Para compreender o tamanho do nosso desafio, precisamos entender os problemas estruturais que expulsam a nossa juventude dos seus territórios e pioram a nossa qualidade de vida.
Por Larissa Padilha e Paulo Romário
Do Brasil de Fato | São Paulo (SP)
Afirmamos que o agro-hidro-mineral negócio e o capital financeiro expropriam os nossos territórios, a classe trabalhadora e a nossa juventude promovendo fome, miséria e a destruição ambiental. Somos nós, filhos e filhas da classe trabalhadora quem primeiro sofre as consequências brutais do capitalismo, morremos primeiro, somos expulsos do campo e não temos acesso a educação, a trabalho e à vida digna. Portanto, é a nós que interessa a construção de um projeto de país soberano, que combata a fome, a miséria e tenha no centro da questão ambiental, os povos camponeses, tradicionais e indígenas que habitam os territórios.
Vivemos sob a hegemonia do neoliberalismo com a sua ideologia dominante do imediatismo, individualismo, competitividade e do empreendedorismo. Isso se aplica no campo, somos os principais alvos da ideologia dominante e dos valores individualistas, através do Agro é Pop, Agro é Tech, Agro é Tudo, que o agronegócio busca apresentar para a juventude a sua ideologia dominante de um agronegócio moderno e preocupado com a questão ambiental, o que todos nós sabemos se tratar de uma farsa.
Na verdade o modelo do agronegócio, não distribui renda e nem gera emprego para juventude, é ele o responsável pela precarização da vida, pela crise ambiental, com o envenenamento do solo e da água pelos agrotóxicos, pelo desmatamento, produção e emissão de gás metano pela pecuária, pela perda da biodiversidade através do monocultivo, gerando as mudanças climáticas em curso.
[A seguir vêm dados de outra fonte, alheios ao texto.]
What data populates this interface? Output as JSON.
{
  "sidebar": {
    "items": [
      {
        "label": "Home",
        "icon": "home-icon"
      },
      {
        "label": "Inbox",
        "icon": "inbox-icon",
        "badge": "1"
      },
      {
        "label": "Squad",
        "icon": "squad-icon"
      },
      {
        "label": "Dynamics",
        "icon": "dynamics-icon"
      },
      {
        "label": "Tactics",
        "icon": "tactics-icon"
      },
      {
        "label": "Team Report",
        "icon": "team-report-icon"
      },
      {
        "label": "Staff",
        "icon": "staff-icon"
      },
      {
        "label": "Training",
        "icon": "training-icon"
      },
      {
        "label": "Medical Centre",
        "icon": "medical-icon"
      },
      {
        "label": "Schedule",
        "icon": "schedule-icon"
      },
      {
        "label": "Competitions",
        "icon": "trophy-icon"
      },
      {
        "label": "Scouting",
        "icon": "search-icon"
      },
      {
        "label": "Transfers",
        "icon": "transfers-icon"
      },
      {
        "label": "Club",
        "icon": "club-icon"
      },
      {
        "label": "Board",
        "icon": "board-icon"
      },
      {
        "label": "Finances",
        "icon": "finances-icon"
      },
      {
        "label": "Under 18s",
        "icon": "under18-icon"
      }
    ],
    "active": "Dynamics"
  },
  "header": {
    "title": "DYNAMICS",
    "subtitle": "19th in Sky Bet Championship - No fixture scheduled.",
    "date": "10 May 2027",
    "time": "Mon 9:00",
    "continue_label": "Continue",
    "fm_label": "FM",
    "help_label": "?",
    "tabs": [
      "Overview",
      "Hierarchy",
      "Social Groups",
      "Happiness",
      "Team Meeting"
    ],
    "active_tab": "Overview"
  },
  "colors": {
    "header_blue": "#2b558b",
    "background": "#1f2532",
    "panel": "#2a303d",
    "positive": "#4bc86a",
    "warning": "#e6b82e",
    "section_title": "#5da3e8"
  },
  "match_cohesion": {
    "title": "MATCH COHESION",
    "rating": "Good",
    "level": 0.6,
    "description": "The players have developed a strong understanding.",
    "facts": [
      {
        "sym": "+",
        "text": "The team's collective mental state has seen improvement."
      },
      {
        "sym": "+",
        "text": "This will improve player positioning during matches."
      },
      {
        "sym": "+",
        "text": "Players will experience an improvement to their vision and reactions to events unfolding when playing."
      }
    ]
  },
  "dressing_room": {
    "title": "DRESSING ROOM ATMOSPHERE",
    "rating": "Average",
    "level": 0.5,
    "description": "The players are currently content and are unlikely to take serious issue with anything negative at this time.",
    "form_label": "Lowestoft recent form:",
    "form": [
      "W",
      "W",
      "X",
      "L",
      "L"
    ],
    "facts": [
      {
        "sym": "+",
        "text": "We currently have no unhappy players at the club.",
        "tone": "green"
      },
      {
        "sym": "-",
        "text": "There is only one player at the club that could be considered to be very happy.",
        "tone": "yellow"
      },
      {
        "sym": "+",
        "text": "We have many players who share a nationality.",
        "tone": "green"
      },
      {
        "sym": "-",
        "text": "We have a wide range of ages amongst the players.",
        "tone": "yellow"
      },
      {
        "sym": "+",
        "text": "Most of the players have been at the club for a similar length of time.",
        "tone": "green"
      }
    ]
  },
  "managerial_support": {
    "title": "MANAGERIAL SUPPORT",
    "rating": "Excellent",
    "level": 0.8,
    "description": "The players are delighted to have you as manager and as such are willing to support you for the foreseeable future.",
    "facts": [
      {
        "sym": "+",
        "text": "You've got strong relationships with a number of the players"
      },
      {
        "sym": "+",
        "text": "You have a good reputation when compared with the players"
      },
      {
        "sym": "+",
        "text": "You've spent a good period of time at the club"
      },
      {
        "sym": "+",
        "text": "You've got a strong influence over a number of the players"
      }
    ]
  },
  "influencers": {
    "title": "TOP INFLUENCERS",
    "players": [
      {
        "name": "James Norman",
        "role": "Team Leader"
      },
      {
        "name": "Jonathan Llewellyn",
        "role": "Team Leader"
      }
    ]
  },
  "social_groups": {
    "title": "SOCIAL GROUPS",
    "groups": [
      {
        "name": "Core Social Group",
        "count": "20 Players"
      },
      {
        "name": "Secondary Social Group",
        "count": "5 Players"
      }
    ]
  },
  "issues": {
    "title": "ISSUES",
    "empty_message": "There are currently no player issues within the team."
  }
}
Portanto, temos uma desordem ecológica global.
Sabemos que nossas raízes vêm de cada ato de sacrifício e coragem que tomamos enquanto povo brasileiro e filhos e filhas de uma classe trabalhadora que se forja nas ocupações, nas marchas, nos barracos, nos campos, nas águas e nas florestas.
Precisamos olhar para esses territórios e vê-los como um ambiente em que pulsam vidas na sua abundância e diversidade. Portanto, uma questão central é a democratização da terra, por meio da Reforma Agrária e a demarcação de territórios indígenas e quilombolas.
Não existe vida sem a terra. Não existe qualquer possibilidade de reflexão que não passe pelo acesso à terra. Outro elemento importante intrínseco ao direito à terra e aos territórios é a questão ambiental, que está no centro da luta de classes e precisa ser entendida assim. Não temos dúvidas que só os povos camponeses, tradicionais, quilombolas e indígenas são capazes de produzir alimentos e cuidar dos bens naturais.
Sendo assim, sinalizamos abaixo os desafios mais urgentes da Juventude do Campo, das Águas e das Florestas, extremamente necessários para a reconstrução do País. Os desafios estão divididos entre a produção, inclusão digital, vida digna, educação e cultura. Como dissemos não há vida sem a terra.
É necessário, além da produção e reprodução da vida, ver a terra como espaço para gerar renda para a nossa juventude, portanto, avançar na produção é fundamental para se ter alimentos saudáveis para superação da fome. Desse modo, o primeiro ponto é produzir alimentos saudáveis, tendo como matriz tecnológica a agroecologia. Indo além, uma produção cooperada rompendo com a lógica individualista do agro-hidro-mineral.
A Inclusão digital e o acesso à internet é crucial para permanência da Juventude no Campo, nas Águas e nas Florestas, pois possibilita o desenvolvimento de geração de renda e melhoria da qualidade de vida. É necessário garantir a comunicação e a informação como um direito básico, promovendo a inclusão através da criação de mecanismos de integração como rede de energia elétrica, sinal de rádio, televisão e telefone, partindo da estruturação de antenas de rádio e internet, rádios comunitárias, telecentros comunitários, contribuindo para o acesso à informação, criação de redes de comercialização, educação, e uma melhor vida no interior do país.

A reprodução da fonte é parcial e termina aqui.